Les dernières traces structurelles de l’ancien centre du pouvoir d’Hitler se cachent sous un terrain vague discret à Berlin-Mitte : un bunker existe toujours sur le site de l’ancienne Chancellerie du Nouveau Reich. Aujourd’hui, cette relique est également appelée à disparaître, car des appartements et des bureaux sont prévus sur le site. Les défenseurs des monuments ne sont pas les seuls à critiquer ces projets. « Démolir l’un des derniers vestiges du centre du pouvoir nazi est une folie totale de nos jours », déclare Dietmar Arnold, président de l’association Berliner Unterwelten, qui travaille avec l’association pour préserver le bunker.
Le sénateur du bâtiment berlinois Christian Gaebler s’exprime contre la préservation.

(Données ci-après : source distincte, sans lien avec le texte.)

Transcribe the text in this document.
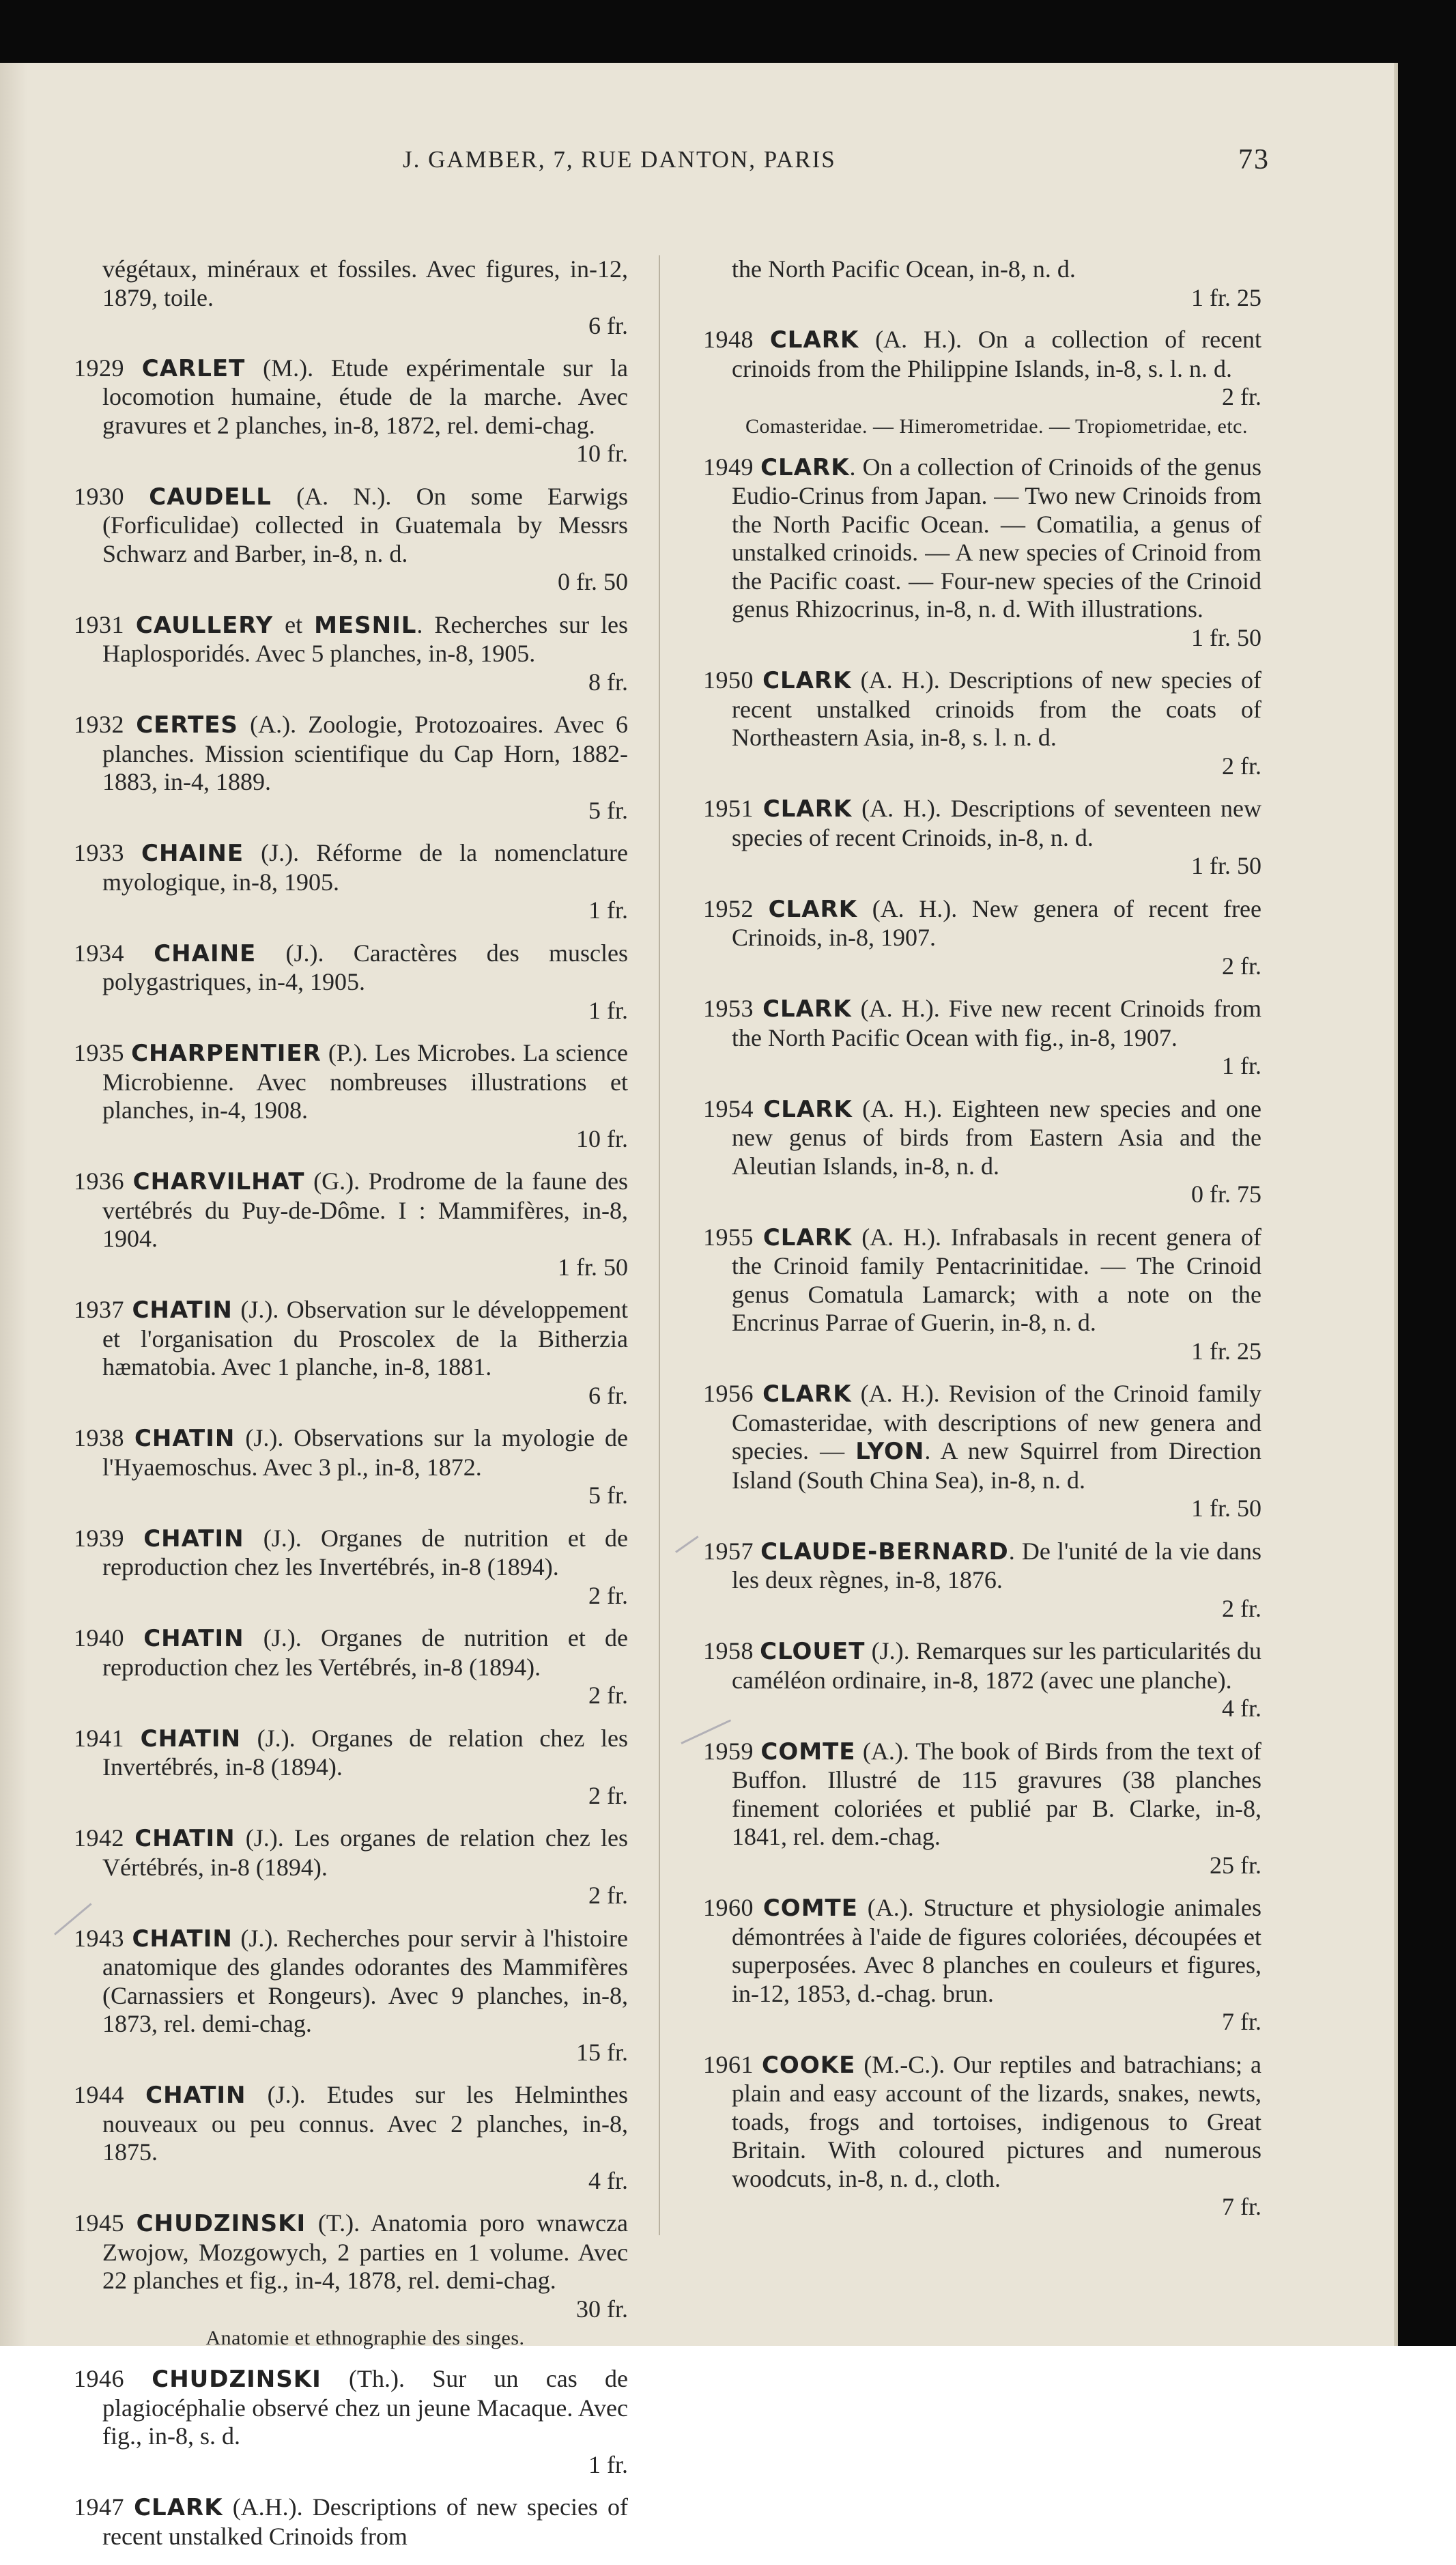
J. GAMBER, 7, RUE DANTON, PARIS	73
végétaux, minéraux et fossiles. Avec figures, in-12, 1879, toile.
6 fr.

1929 CARLET (M.). Etude expérimentale sur la locomotion humaine, étude de la marche. Avec gravures et 2 planches, in-8, 1872, rel. demi-chag.
10 fr.

1930 CAUDELL (A. N.). On some Earwigs (Forficulidae) collected in Guatemala by Messrs Schwarz and Barber, in-8, n. d.
0 fr. 50

1931 CAULLERY et MESNIL. Recherches sur les Haplosporidés. Avec 5 planches, in-8, 1905.
8 fr.

1932 CERTES (A.). Zoologie, Protozoaires. Avec 6 planches. Mission scientifique du Cap Horn, 1882-1883, in-4, 1889.
5 fr.

1933 CHAINE (J.). Réforme de la nomenclature myologique, in-8, 1905.
1 fr.

1934 CHAINE (J.). Caractères des muscles polygastriques, in-4, 1905.
1 fr.

1935 CHARPENTIER (P.). Les Microbes. La science Microbienne. Avec nombreuses illustrations et planches, in-4, 1908.
10 fr.

1936 CHARVILHAT (G.). Prodrome de la faune des vertébrés du Puy-de-Dôme. I : Mammifères, in-8, 1904.
1 fr. 50

1937 CHATIN (J.). Observation sur le développement et l'organisation du Proscolex de la Bitherzia hæmatobia. Avec 1 planche, in-8, 1881.
6 fr.

1938 CHATIN (J.). Observations sur la myologie de l'Hyaemoschus. Avec 3 pl., in-8, 1872.
5 fr.

1939 CHATIN (J.). Organes de nutrition et de reproduction chez les Invertébrés, in-8 (1894).
2 fr.

1940 CHATIN (J.). Organes de nutrition et de reproduction chez les Vertébrés, in-8 (1894).
2 fr.

1941 CHATIN (J.). Organes de relation chez les Invertébrés, in-8 (1894).
2 fr.

1942 CHATIN (J.). Les organes de relation chez les Vértébrés, in-8 (1894).
2 fr.

1943 CHATIN (J.). Recherches pour servir à l'histoire anatomique des glandes odorantes des Mammifères (Carnassiers et Rongeurs). Avec 9 planches, in-8, 1873, rel. demi-chag.
15 fr.

1944 CHATIN (J.). Etudes sur les Helminthes nouveaux ou peu connus. Avec 2 planches, in-8, 1875.
4 fr.

1945 CHUDZINSKI (T.). Anatomia poro wnawcza Zwojow, Mozgowych, 2 parties en 1 volume. Avec 22 planches et fig., in-4, 1878, rel. demi-chag.
30 fr.
Anatomie et ethnographie des singes.

1946 CHUDZINSKI (Th.). Sur un cas de plagiocéphalie observé chez un jeune Macaque. Avec fig., in-8, s. d.
1 fr.

1947 CLARK (A.H.). Descriptions of new species of recent unstalked Crinoids from

the North Pacific Ocean, in-8, n. d.
1 fr. 25

1948 CLARK (A. H.). On a collection of recent crinoids from the Philippine Islands, in-8, s. l. n. d.
2 fr.
Comasteridae. — Himerometridae. — Tropiometridae, etc.

1949 CLARK. On a collection of Crinoids of the genus Eudio-Crinus from Japan. — Two new Crinoids from the North Pacific Ocean. — Comatilia, a genus of unstalked crinoids. — A new species of Crinoid from the Pacific coast. — Four-new species of the Crinoid genus Rhizocrinus, in-8, n. d. With illustrations.
1 fr. 50

1950 CLARK (A. H.). Descriptions of new species of recent unstalked crinoids from the coats of Northeastern Asia, in-8, s. l. n. d.
2 fr.

1951 CLARK (A. H.). Descriptions of seventeen new species of recent Crinoids, in-8, n. d.
1 fr. 50

1952 CLARK (A. H.). New genera of recent free Crinoids, in-8, 1907.
2 fr.

1953 CLARK (A. H.). Five new recent Crinoids from the North Pacific Ocean with fig., in-8, 1907.
1 fr.

1954 CLARK (A. H.). Eighteen new species and one new genus of birds from Eastern Asia and the Aleutian Islands, in-8, n. d.
0 fr. 75

1955 CLARK (A. H.). Infrabasals in recent genera of the Crinoid family Pentacrinitidae. — The Crinoid genus Comatula Lamarck; with a note on the Encrinus Parrae of Guerin, in-8, n. d.
1 fr. 25

1956 CLARK (A. H.). Revision of the Crinoid family Comasteridae, with descriptions of new genera and species. — LYON. A new Squirrel from Direction Island (South China Sea), in-8, n. d.
1 fr. 50

1957 CLAUDE-BERNARD. De l'unité de la vie dans les deux règnes, in-8, 1876.
2 fr.

1958 CLOUET (J.). Remarques sur les particularités du caméléon ordinaire, in-8, 1872 (avec une planche).
4 fr.

1959 COMTE (A.). The book of Birds from the text of Buffon. Illustré de 115 gravures (38 planches finement coloriées et publié par B. Clarke, in-8, 1841, rel. dem.-chag.
25 fr.

1960 COMTE (A.). Structure et physiologie animales démontrées à l'aide de figures coloriées, découpées et superposées. Avec 8 planches en couleurs et figures, in-12, 1853, d.-chag. brun.
7 fr.

1961 COOKE (M.-C.). Our reptiles and batrachians; a plain and easy account of the lizards, snakes, newts, toads, frogs and tortoises, indigenous to Great Britain. With coloured pictures and numerous woodcuts, in-8, n. d., cloth.
7 fr.
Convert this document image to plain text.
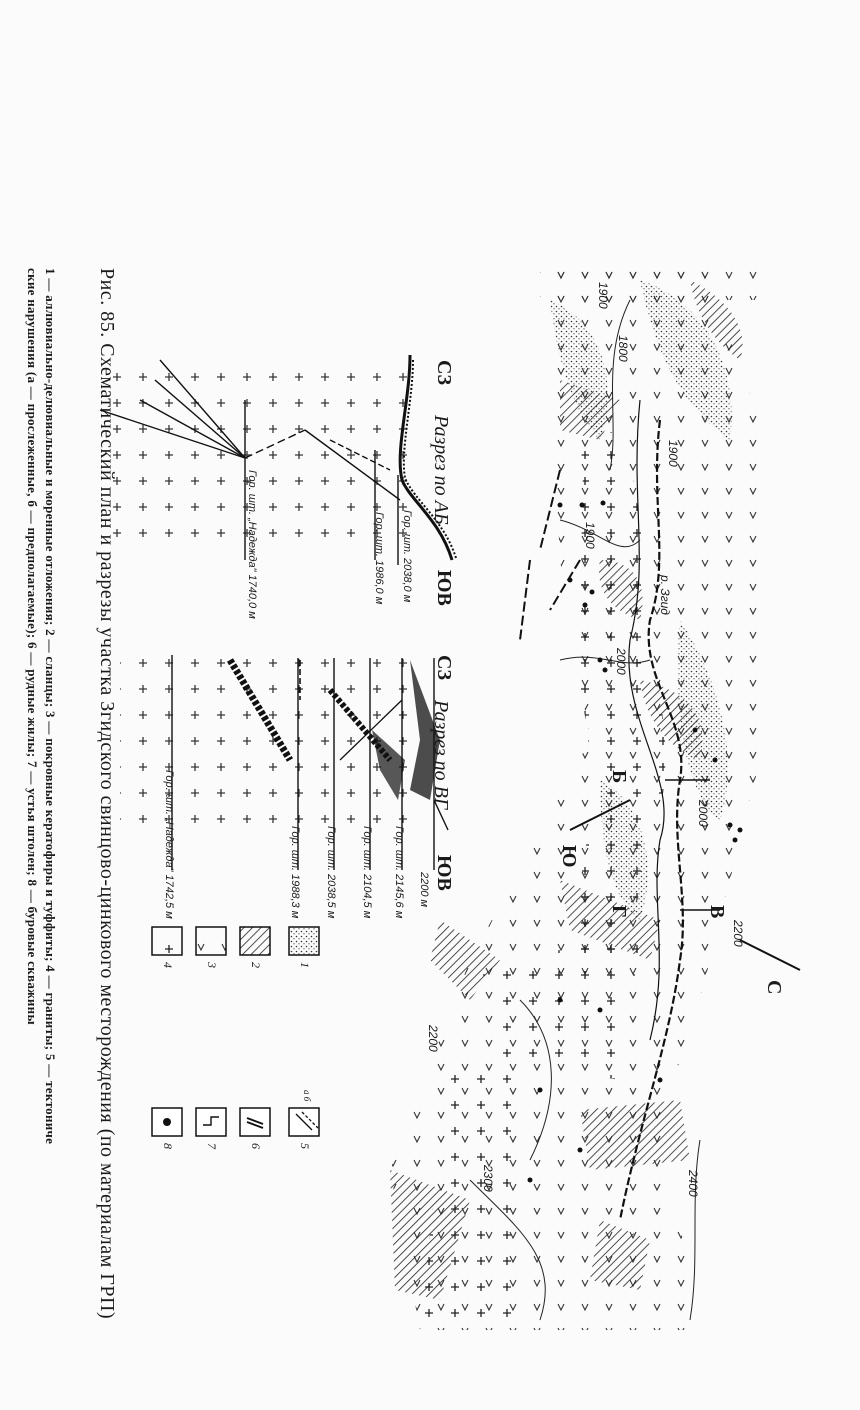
Разрез по АБ
СЗ
ЮВ
Гор. шт. 2038,0 м
Гор. шт. 1986,0 м
Гор. шт. „Надежда" 1740,0 м
Разрез по ВГ
СЗ
ЮВ
2200 м
Гор. шт. 2145,6 м
Гор. шт. 2104,5 м
Гор. шт. 2038,5 м
Гор. шт. 1988,3 м
Гор. шт. „Надежда" 1742,5 м
1900
1800
1900
1900
2000
2000
2200
2200
2300	2400
Б
В
Г
р. Згид
С
Ю
1
2
3
4
5
а б
6
7
8
Рис. 85. Схематический план и разрезы участка Згидского свинцово-цинкового месторождения (по материалам ГРП)
1 — аллювиально-делювиальные и моренные отложения; 2 — сланцы; 3 — покровные кератофиры и туффиты; 4 — граниты; 5 — тектониче
ские нарушения (а — прослеженные, б — предполагаемые); 6 — рудные жилы; 7 — устья штолен; 8 — буровые скважины
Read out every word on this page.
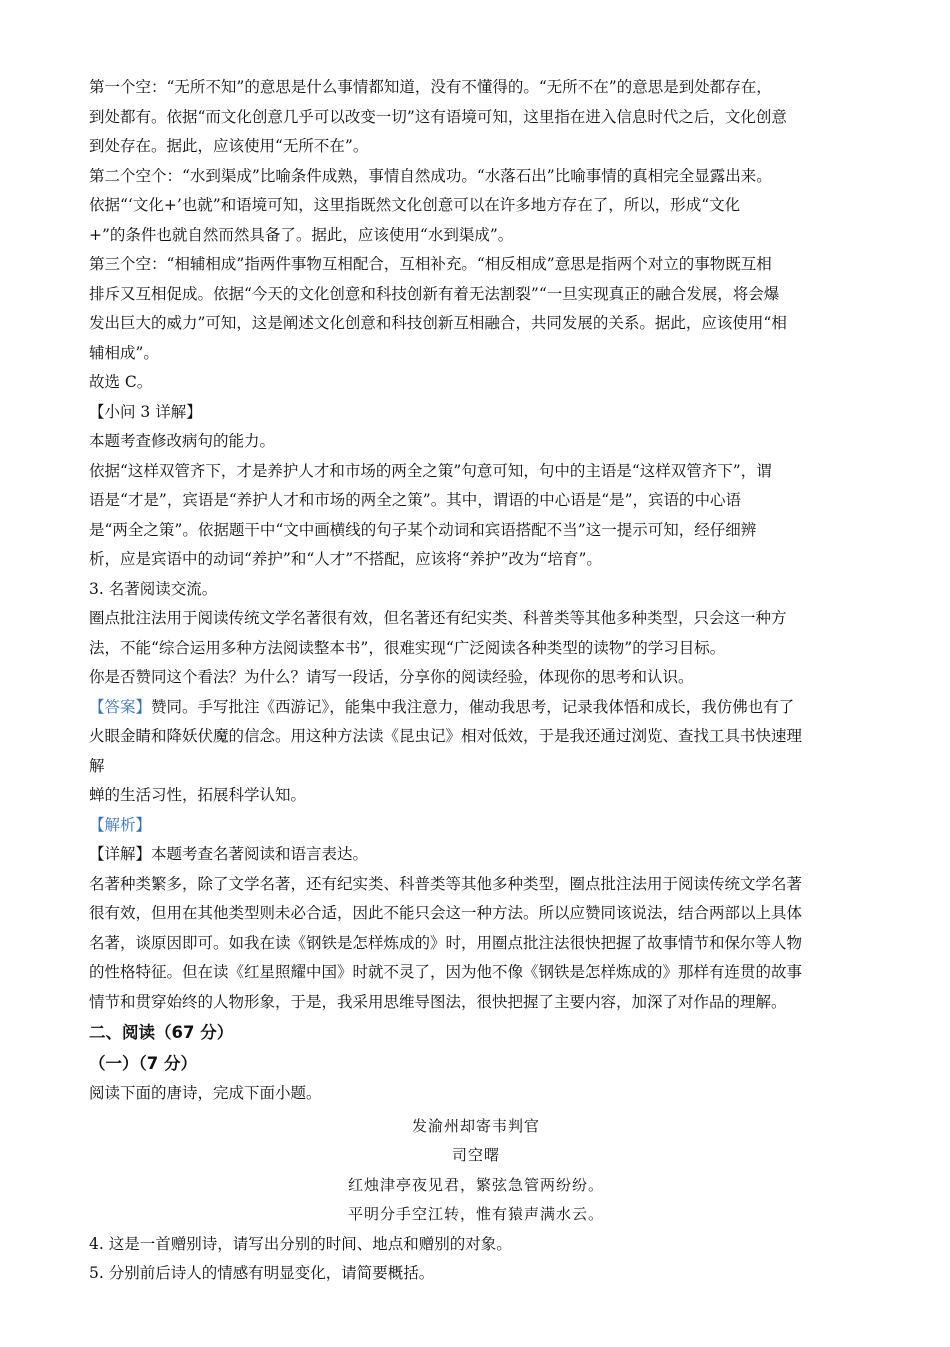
第一个空：“无所不知”的意思是什么事情都知道，没有不懂得的。“无所不在”的意思是到处都存在，

到处都有。依据“而文化创意几乎可以改变一切”这有语境可知，这里指在进入信息时代之后，文化创意

到处存在。据此，应该使用“无所不在”。

第二个空个：“水到渠成”比喻条件成熟，事情自然成功。“水落石出”比喻事情的真相完全显露出来。

依据“‘文化+’也就”和语境可知，这里指既然文化创意可以在许多地方存在了，所以，形成“文化

+”的条件也就自然而然具备了。据此，应该使用“水到渠成”。

第三个空：“相辅相成”指两件事物互相配合，互相补充。“相反相成”意思是指两个对立的事物既互相

排斥又互相促成。依据“今天的文化创意和科技创新有着无法割裂”“一旦实现真正的融合发展，将会爆

发出巨大的威力”可知，这是阐述文化创意和科技创新互相融合，共同发展的关系。据此，应该使用“相

辅相成”。

故选 C。

【小问 3 详解】

本题考查修改病句的能力。

依据“这样双管齐下，才是养护人才和市场的两全之策”句意可知，句中的主语是“这样双管齐下”，谓

语是“才是”，宾语是“养护人才和市场的两全之策”。其中，谓语的中心语是“是”，宾语的中心语

是“两全之策”。依据题干中“文中画横线的句子某个动词和宾语搭配不当”这一提示可知，经仔细辨

析，应是宾语中的动词“养护”和“人才”不搭配，应该将“养护”改为“培育”。

3. 名著阅读交流。

圈点批注法用于阅读传统文学名著很有效，但名著还有纪实类、科普类等其他多种类型，只会这一种方

法，不能“综合运用多种方法阅读整本书”，很难实现“广泛阅读各种类型的读物”的学习目标。

你是否赞同这个看法？为什么？请写一段话，分享你的阅读经验，体现你的思考和认识。

【答案】赞同。手写批注《西游记》，能集中我注意力，催动我思考，记录我体悟和成长，我仿佛也有了

火眼金睛和降妖伏魔的信念。用这种方法读《昆虫记》相对低效，于是我还通过浏览、查找工具书快速理

解

蝉的生活习性，拓展科学认知。

【解析】

【详解】本题考查名著阅读和语言表达。

名著种类繁多，除了文学名著，还有纪实类、科普类等其他多种类型，圈点批注法用于阅读传统文学名著

很有效，但用在其他类型则未必合适，因此不能只会这一种方法。所以应赞同该说法，结合两部以上具体

名著，谈原因即可。如我在读《钢铁是怎样炼成的》时，用圈点批注法很快把握了故事情节和保尔等人物

的性格特征。但在读《红星照耀中国》时就不灵了，因为他不像《钢铁是怎样炼成的》那样有连贯的故事

情节和贯穿始终的人物形象，于是，我采用思维导图法，很快把握了主要内容，加深了对作品的理解。

二、阅读（67 分）

（一）（7 分）

阅读下面的唐诗，完成下面小题。

发渝州却寄韦判官

司空曙

红烛津亭夜见君，繁弦急管两纷纷。

平明分手空江转，惟有猿声满水云。

4. 这是一首赠别诗，请写出分别的时间、地点和赠别的对象。

5. 分别前后诗人的情感有明显变化，请简要概括。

Il a déclaré au « BZ »: « Nous ne nous opposons pas à la construction de nouveaux appartements afin de préserver un bunker qui pourrait ensuite devenir un lieu de pèlerinage ».
Le club trouve cette position incompréhensible. « Ce n’est qu’un prétexte. L’Association des Enfers de Berlin montre depuis des années avec succès comment on peut gérer de tels bâtiments sans les démolir immédiatement », explique Arnold. Pour Berlin, la démolition du dernier vestige authentique de la Nouvelle Chancellerie du Reich était « extrêmement embarrassante », dit-il.
Dernier vestige de la Chancellerie du Nouveau Reich
Du point de vue de l’Office national des monuments, le bunker revêt « une grande importance historique et scientifique », explique Sebastian Heber, chef du département de préservation des monuments archéologiques. Le bunker représente la dernière période de construction de la nouvelle Chancellerie du Reich et est également le dernier bunker d’avant-guerre dans le quartier du gouvernement nazi de Berlin. Cependant, en raison d’une instruction du Département sénatorial de l’urbanisme, de la construction et du logement, le bunker n’a pas été désigné comme monument.
Le Conseil national des monuments, un comité d’experts, s’est prononcé l’année dernière en faveur d’un examen de l’état de conservation et de l’ajout du bunker à la liste des monuments. « La Nouvelle Chancellerie du Reich a été le point de planification et de départ de la Seconde Guerre mondiale et symbolise également la fin catastrophique du régime nazi », indique la recommandation du comité de mars 2025.
Le comité estime que le bunker a une valeur de preuve historique importante. L’importance de ces objets pour les générations futures a augmenté au cours des dernières décennies. Surtout à l’heure des abus numériques, de la mort des derniers témoins contemporains et d’une relativisation partielle des crimes nazis, il semble d’autant plus important de préserver des traces matérielles et claires.
Selon Arnold, 1 200 mètres carrés du complexe de bunkers sont encore préservés, les murs et le plafond ont chacun 1,70 mètre d’épaisseur. Ceux-ci pourraient même être reconstruits sans les démolir. Il faudrait maintenant démolir environ la moitié du bunker pour permettre la construction d’appartements et de bureaux. « Si vous sciez la moitié du bunker ou si vous le creusez, la stabilité est perdue. Cela n’a alors aucun sens de conserver autre chose », critique Arnold. Il préconise d’y installer une exposition pour marquer la fin de la guerre et rappelle la célèbre photo de capitulation du général Helmuth Weidling à sa sortie du bunker le 6 mai 1945.